Por conta de umas questões paralelas fui para um lado da cidade que não conheço direito. Para chegar, segui ao pé da letra o que riscou o mapa. Nenhuma rua a mais, nenhuma curva a menos. Sucesso.
Na volta, decidi por minha conta e risco fazer caminho próprio. Ora! Nasci nessa cidade, cresci aqui e por aqui estou a tratar dos tempos grisalhos. Dona do meu destino, maior, vacinada, sem dever quase nada a quase ninguém, tratei de fazer o que me deu na cabeça: primeira a direita, segunda a esquerda, sempre reto, descida, subida, semáforo, me perdi.
Me perdi mesmo e tratei a questão como ponto de honra: encontrar sozinha o caminho de casa era preciso! Quase sequei o tanque e nada. A paisagem só tratava de mudar a me causar estranhamento, me revoltei.

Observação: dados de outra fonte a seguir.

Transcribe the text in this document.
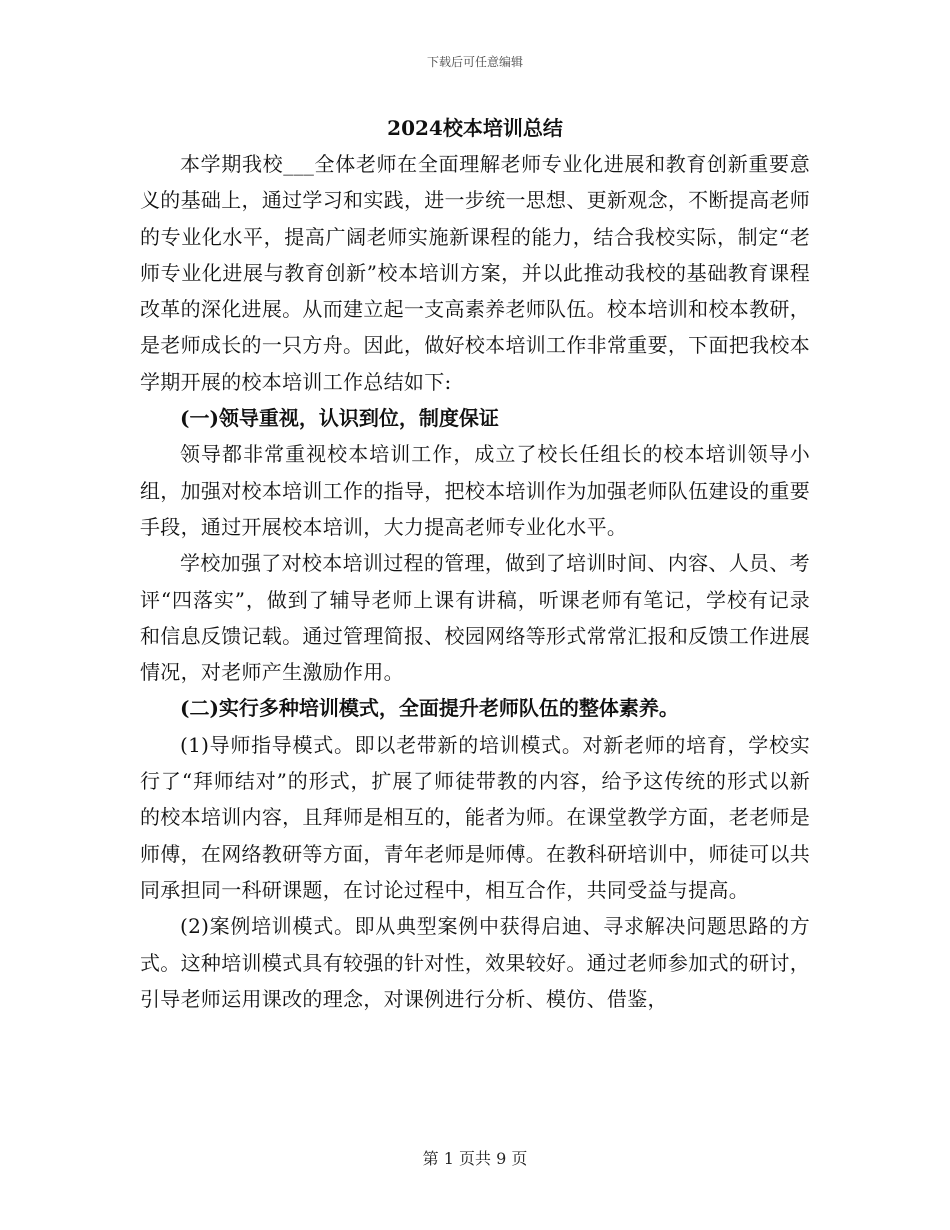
下载后可任意编辑
2024校本培训总结

本学期我校___全体老师在全面理解老师专业化进展和教育创新重要意义的基础上，通过学习和实践，进一步统一思想、更新观念，不断提高老师的专业化水平，提高广阔老师实施新课程的能力，结合我校实际，制定“老师专业化进展与教育创新”校本培训方案，并以此推动我校的基础教育课程改革的深化进展。从而建立起一支高素养老师队伍。校本培训和校本教研，是老师成长的一只方舟。因此，做好校本培训工作非常重要，下面把我校本学期开展的校本培训工作总结如下:

(一)领导重视，认识到位，制度保证

领导都非常重视校本培训工作，成立了校长任组长的校本培训领导小组，加强对校本培训工作的指导，把校本培训作为加强老师队伍建设的重要手段，通过开展校本培训，大力提高老师专业化水平。

学校加强了对校本培训过程的管理，做到了培训时间、内容、人员、考评“四落实”，做到了辅导老师上课有讲稿，听课老师有笔记，学校有记录和信息反馈记载。通过管理简报、校园网络等形式常常汇报和反馈工作进展情况，对老师产生激励作用。

(二)实行多种培训模式，全面提升老师队伍的整体素养。

(1)导师指导模式。即以老带新的培训模式。对新老师的培育，学校实行了“拜师结对”的形式，扩展了师徒带教的内容，给予这传统的形式以新的校本培训内容，且拜师是相互的，能者为师。在课堂教学方面，老老师是师傅，在网络教研等方面，青年老师是师傅。在教科研培训中，师徒可以共同承担同一科研课题，在讨论过程中，相互合作，共同受益与提高。

(2)案例培训模式。即从典型案例中获得启迪、寻求解决问题思路的方式。这种培训模式具有较强的针对性，效果较好。通过老师参加式的研讨，引导老师运用课改的理念，对课例进行分析、模仿、借鉴，

第 1 页共 9 页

Me revoltei mesmo e larguei o carro. Mau humor em nível perigoso, saí a caminhar. Chaves nas mãos, tênis nos pés e fui à terapia do estirão. Andei, andei, andei. E a cada passo, um pensamento; a cada metro, uma lembrança; a cada esquina, uma decisão. Cabeça cheia, maldisse minhas cicatrizes, pisei forte no chão. Exploradora em campos inóspitos, visitei minhas piores memórias, revi difíceis passagens e suei pelo corpo os males do mundo. Me acalmei.
Me acalmei e desesperei quando percebi que não sabia mais onde estava o carro. Na ida poucas coisas da paisagem de fora me chamaram atenção e fui buscar por elas como migalhas deixadas no caminho: uma casinha de madeira recém pintada, uma árvore imensa que não sei o nome, crianças a bater bola com a supervisão dos pais sentados em cadeiras de praia na calçada, jardim com florzinhas bem cultivadas, muro baixo de outros tempos. Me achei.
Me achei e concluí que olhar para fora é necessário, que poder enxergar e ver o que está em volta é fundamental para sobrevivência, que o caminho é tão bom quanto o chegar e que, as vezes, a volta é melhor que a ida.